The senators, including Chairman Jake Corman (R., Centre), peppered officials from the Liquor Control Board with questions about the sluggish rollout of the new law, which allows bars and taverns to offer pull-tab games, daily drawings, and other forms of gambling. The LCB is responsible for approving the applications for small games of chance.

"We just want to get this thing up and running," said Corman.

The Republican senator noted that bars and taverns lobbied hard for the law, and pointed out that he believed the application process set up by the LCB is onerous and may be deterring establishments from signing up.

The licensing process, among other things, requires applicants to undergo a background check and fingerprinting.

"This rollout is worse than Obamacare," said Corman. "More people signed up for Obamacare than signed up for small games of chance. This from an industry who begged for this."

LCB officials said roughly 16,000 establishments could qualify for small games of chance.

Those officials also hinted Wednesday that some bar and tavern owners may be hesitant to apply because they do not believe they will profit from small games of chance. The law includes a 60 percent tax on the bars' net gaming proceeds.

Amy Christie of the Pennsylvania Licensed Beverage and Tavern Association, a trade group representing 2,500 bars, taverns, restaurants, and nightclubs, said she believes the application process has been an obstacle. If that process is streamlined, Christie said, she expects the number of applicants to rise swiftly.

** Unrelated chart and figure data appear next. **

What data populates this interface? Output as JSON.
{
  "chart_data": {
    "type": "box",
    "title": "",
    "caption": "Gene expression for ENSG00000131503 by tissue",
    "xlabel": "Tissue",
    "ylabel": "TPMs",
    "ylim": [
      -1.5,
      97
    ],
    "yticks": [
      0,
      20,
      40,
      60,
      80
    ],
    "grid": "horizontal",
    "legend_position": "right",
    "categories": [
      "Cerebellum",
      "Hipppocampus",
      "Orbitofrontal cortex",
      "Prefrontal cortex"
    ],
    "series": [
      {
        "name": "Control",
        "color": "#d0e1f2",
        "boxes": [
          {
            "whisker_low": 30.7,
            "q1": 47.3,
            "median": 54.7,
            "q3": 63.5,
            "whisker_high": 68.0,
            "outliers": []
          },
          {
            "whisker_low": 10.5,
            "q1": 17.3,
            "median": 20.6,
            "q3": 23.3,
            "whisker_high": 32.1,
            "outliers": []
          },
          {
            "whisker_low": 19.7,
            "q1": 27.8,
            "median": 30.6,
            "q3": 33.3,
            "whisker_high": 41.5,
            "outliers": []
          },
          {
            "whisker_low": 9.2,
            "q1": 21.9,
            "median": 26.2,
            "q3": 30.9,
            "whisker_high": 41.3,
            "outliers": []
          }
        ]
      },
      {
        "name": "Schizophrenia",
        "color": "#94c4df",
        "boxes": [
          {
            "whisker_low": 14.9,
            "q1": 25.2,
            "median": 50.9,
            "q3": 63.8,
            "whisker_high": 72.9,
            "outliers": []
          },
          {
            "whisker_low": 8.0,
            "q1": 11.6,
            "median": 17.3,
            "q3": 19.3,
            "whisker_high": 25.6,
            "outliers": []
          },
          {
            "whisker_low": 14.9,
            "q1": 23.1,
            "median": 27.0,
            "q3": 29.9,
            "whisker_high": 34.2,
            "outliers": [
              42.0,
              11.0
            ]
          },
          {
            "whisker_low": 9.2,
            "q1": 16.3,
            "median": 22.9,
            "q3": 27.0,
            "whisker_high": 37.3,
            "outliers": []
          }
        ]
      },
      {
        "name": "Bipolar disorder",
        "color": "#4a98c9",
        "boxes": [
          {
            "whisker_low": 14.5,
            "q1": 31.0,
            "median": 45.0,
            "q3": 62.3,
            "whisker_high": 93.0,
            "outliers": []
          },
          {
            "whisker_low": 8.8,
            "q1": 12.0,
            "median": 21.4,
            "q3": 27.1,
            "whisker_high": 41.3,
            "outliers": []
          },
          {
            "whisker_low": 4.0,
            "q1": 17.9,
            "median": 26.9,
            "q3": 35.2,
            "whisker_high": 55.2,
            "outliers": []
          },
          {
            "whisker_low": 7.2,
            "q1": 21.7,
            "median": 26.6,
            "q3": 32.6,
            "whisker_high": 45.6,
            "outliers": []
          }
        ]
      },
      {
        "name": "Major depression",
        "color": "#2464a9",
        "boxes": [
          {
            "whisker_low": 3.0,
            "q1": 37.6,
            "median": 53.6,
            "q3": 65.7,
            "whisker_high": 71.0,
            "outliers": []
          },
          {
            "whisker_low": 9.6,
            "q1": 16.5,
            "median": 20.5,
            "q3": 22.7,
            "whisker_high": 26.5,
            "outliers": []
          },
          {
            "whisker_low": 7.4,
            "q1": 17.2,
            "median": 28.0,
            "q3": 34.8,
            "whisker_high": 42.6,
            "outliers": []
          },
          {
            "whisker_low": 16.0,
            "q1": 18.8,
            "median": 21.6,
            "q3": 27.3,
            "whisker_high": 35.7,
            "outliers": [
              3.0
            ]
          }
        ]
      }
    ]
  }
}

After the hearing, LCB spokeswoman Stacy Kriedeman said the agency is taking the senators' concerns seriously.

"We will look into this," she said. "And we will do whatever we can to be helpful, understanding that there is great interest in the success of this program."

Corbett spokesman Jay Pagni said the more than $100 million the administration has projected small games of chance will raise in the next fiscal year is based on, among other things, approximately 2,000 establishments being approved to offer them.